Jusqu’au bout, Jack Lang s’est accroché à son poste. Il affirmait être « blanc comme neige ». Jurant, il y a quelques jours encore, qu'il ne pensait pas à une « seconde » de quitter ses fonctions. Faisant mine de s’offusquer lorsqu'on l'interrogeait, il répondait : « C’est une plaisanterie ? »
Cependant, critiqué de toutes parts et convoqué par le Quai d’Orsay, Jack Lang a fini par baisser les armes. Ce samedi, l’ancien responsable politique a démissionné de la présidence de l’Institut du monde arabe, un poste qu’il occupait depuis janvier 2013.
Depuis le 2 février, Jack Lang est éclaboussé par des révélations concernant l’homme d’affaires américain Jeffrey Epstein. Ce dernier, violeur en série et pédocriminel, est décédé en prison en 2019. Les médias ont révélé que le nom de Lang était cité à 673 reprises dans des échanges avec Epstein.
De plus, il a été rapporté que la fille de Jack Lang, Caroline, était copropriétaire avec Epstein d’une société domiciliée dans les îles Vierges américaines. L’ancien ministre aurait également bénéficié de nombreuses largesses de la part de Jeffrey Epstein.
Il est important de noter qu’Epstein a financé à hauteur de 58 000 dollars une association composée de proches de Jack Lang. Ce financement a suscité de nombreuses interrogations sur les liens entre l’ancien ministre et le pédocriminel.

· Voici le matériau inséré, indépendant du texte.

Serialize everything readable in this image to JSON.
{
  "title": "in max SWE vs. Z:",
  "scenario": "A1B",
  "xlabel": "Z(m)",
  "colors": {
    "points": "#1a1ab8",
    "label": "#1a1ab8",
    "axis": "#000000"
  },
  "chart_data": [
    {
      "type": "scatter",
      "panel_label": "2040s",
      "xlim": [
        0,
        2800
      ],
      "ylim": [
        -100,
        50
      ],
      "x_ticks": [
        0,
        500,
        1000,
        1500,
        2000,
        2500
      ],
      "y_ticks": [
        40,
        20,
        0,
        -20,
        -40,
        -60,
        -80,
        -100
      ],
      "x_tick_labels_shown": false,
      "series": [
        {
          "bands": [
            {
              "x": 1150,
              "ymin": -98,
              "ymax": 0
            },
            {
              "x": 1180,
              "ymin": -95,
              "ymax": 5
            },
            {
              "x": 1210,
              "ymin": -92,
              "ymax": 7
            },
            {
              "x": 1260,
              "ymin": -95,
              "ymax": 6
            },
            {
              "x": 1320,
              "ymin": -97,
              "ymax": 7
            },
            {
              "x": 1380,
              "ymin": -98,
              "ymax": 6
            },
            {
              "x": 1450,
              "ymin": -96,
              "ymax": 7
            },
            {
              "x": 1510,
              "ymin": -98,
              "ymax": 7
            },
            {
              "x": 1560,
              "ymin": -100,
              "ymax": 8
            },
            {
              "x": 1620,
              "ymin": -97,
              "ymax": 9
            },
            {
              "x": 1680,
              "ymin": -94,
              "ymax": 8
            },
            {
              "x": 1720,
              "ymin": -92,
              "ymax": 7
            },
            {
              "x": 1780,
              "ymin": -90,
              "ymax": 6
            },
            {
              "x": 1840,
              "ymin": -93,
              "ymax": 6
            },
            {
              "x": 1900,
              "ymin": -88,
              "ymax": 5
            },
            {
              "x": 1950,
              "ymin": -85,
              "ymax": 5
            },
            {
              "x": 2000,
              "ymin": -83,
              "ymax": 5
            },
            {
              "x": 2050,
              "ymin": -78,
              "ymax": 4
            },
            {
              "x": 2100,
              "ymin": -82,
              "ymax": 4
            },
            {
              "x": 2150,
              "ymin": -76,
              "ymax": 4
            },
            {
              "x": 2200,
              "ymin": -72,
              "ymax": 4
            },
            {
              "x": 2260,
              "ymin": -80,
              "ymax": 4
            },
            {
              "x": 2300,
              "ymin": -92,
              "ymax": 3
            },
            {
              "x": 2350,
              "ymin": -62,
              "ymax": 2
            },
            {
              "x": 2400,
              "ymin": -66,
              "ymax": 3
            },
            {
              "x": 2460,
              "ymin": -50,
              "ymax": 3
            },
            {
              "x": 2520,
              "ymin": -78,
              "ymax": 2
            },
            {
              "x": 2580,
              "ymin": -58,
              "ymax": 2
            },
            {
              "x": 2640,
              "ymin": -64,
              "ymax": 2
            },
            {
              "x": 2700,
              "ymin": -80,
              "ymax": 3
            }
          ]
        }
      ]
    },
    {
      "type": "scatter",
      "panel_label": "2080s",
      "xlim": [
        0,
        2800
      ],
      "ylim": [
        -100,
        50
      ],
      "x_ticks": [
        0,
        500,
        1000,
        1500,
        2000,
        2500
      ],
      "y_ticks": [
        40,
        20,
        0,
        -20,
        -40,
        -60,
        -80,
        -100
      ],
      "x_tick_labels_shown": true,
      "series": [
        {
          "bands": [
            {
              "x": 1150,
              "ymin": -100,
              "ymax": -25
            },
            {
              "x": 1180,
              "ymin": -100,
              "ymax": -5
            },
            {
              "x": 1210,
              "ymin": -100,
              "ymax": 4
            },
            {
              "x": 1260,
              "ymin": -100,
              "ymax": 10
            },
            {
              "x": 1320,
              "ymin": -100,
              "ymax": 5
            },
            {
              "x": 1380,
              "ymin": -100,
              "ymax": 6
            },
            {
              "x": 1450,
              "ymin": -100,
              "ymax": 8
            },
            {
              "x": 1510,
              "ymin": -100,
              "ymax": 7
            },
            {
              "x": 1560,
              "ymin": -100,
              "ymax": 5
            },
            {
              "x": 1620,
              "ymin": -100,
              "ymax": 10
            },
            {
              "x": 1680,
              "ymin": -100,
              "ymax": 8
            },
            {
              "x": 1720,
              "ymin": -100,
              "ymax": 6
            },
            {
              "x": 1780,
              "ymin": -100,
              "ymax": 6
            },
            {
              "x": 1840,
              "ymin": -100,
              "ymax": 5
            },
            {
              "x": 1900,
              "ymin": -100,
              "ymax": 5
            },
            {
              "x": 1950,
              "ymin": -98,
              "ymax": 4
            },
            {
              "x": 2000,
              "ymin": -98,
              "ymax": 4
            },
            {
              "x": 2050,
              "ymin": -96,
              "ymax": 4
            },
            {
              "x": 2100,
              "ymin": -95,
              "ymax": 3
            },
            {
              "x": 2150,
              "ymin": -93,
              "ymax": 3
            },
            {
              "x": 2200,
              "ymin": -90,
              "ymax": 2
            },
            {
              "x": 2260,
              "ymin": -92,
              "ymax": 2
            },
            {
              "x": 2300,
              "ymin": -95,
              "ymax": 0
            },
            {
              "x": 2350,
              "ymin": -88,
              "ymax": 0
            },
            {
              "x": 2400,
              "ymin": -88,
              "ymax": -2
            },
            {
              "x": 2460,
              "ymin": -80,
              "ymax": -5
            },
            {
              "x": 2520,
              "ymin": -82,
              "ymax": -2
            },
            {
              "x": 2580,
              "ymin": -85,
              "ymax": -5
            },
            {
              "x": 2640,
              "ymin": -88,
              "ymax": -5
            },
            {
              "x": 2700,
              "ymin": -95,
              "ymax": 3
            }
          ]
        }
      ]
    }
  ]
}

Les implications de ces révélations ont conduit à une pression croissante sur Lang, rendant sa position de plus en plus insoutenable. Sa démission marque un tournant dans cette affaire, soulignant l'impact des scandales sur la carrière politique.
En somme, la démission de Jack Lang de l’Institut du monde arabe illustre les conséquences des révélations choquantes entourant Jeffrey Epstein. Cette affaire met en lumière les défis auxquels font face les personnalités politiques lorsque leur réputation est entachée par des scandales. Les événements récents rappellent l'importance de la transparence et de l'intégrité dans la vie publique.